News that a Kansas printer was processing a run of Obama-Bayh bumper stickers made its way to Matt Drudge on Friday, via a KMBC-9 News report, leaving the link dump site all but confirming the Democratic contender would be picking the Indiana senator as his running mate. That's not how it happened, of course; at 3am that night (early Saturday morning), Obama began a 15-minute blast of text messages announcing Joe Biden as his running mate, with on-lookers noting the timestamp very carefully.
Before that happened, though, the printing company found it had mere hours to capitalize on the publicity of the rumor, which it may or may not have started. This meant endless reports that got its name, Gill Studios, in the press. And you know what's the best way to keep a false rumor alive? Refuse to confirm or deny it, which is what Gill Studios did.
And now that they've been exposed as having no official role in the campaign? They're disappointed in the media for running the very rumor they could've quashed.
Gill Studios, which invented the bumper sticker, would not confirm information about the material. They would not deny it either.
"We're very disappointed that you would spread this rumor," Gill Studios President Tom Carrico said.
"You didn't print it here?" Mahoney asked.

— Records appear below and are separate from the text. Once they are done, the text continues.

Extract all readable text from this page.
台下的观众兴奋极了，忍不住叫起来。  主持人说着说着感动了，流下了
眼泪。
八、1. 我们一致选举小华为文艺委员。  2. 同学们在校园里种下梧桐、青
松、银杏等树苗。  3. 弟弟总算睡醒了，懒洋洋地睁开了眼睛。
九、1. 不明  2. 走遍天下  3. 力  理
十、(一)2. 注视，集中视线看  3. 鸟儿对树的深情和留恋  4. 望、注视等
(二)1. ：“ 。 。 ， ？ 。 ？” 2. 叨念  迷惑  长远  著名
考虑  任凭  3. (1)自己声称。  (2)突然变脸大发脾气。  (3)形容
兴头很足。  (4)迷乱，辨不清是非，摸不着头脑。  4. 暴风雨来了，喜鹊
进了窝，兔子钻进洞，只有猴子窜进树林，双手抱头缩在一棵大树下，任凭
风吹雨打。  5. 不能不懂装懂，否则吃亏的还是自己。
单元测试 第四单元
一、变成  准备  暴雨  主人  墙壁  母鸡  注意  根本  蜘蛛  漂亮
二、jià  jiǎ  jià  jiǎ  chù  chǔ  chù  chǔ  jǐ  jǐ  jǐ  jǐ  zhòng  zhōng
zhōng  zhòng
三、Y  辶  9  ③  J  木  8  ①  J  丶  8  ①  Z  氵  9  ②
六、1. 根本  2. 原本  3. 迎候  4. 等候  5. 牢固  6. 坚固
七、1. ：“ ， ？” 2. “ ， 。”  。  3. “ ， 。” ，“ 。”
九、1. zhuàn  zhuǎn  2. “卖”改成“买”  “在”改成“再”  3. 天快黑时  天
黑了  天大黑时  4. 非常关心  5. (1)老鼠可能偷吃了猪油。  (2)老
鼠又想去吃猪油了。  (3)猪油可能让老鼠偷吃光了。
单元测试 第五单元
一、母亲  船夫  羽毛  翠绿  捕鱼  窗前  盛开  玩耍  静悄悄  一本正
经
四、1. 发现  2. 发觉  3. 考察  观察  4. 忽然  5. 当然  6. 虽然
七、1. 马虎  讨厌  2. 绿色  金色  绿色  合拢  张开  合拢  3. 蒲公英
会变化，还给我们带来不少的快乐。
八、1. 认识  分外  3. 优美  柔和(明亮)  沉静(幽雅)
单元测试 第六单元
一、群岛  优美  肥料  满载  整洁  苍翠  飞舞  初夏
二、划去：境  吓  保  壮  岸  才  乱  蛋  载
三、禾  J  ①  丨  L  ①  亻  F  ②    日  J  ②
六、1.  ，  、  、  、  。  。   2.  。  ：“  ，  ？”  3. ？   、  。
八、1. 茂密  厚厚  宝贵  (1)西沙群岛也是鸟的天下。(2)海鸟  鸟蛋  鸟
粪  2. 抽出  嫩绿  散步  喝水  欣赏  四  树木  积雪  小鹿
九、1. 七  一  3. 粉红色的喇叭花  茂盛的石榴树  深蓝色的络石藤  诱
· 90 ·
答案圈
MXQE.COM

"I didn't say that. But I'm very disappointed that you would come out and interview us and ask for confirmation and we said we would not confirm," Carrico said.
"Or deny," Mahoney said.
"That's correct," Carrico said.
[KMBC]

What a maroon.
There were three or four employees who confirmed the story that the company was printing the stickers before the Drudge Report ran it. Maybe it was a fast way to get publicity. It also was a way to shoot yourself in the foot — what campaign in the future would ever (1) trust that the company wouldn't leak the info in the future and (2) be straight (not crooked) by being a bona fide contractor in the first place.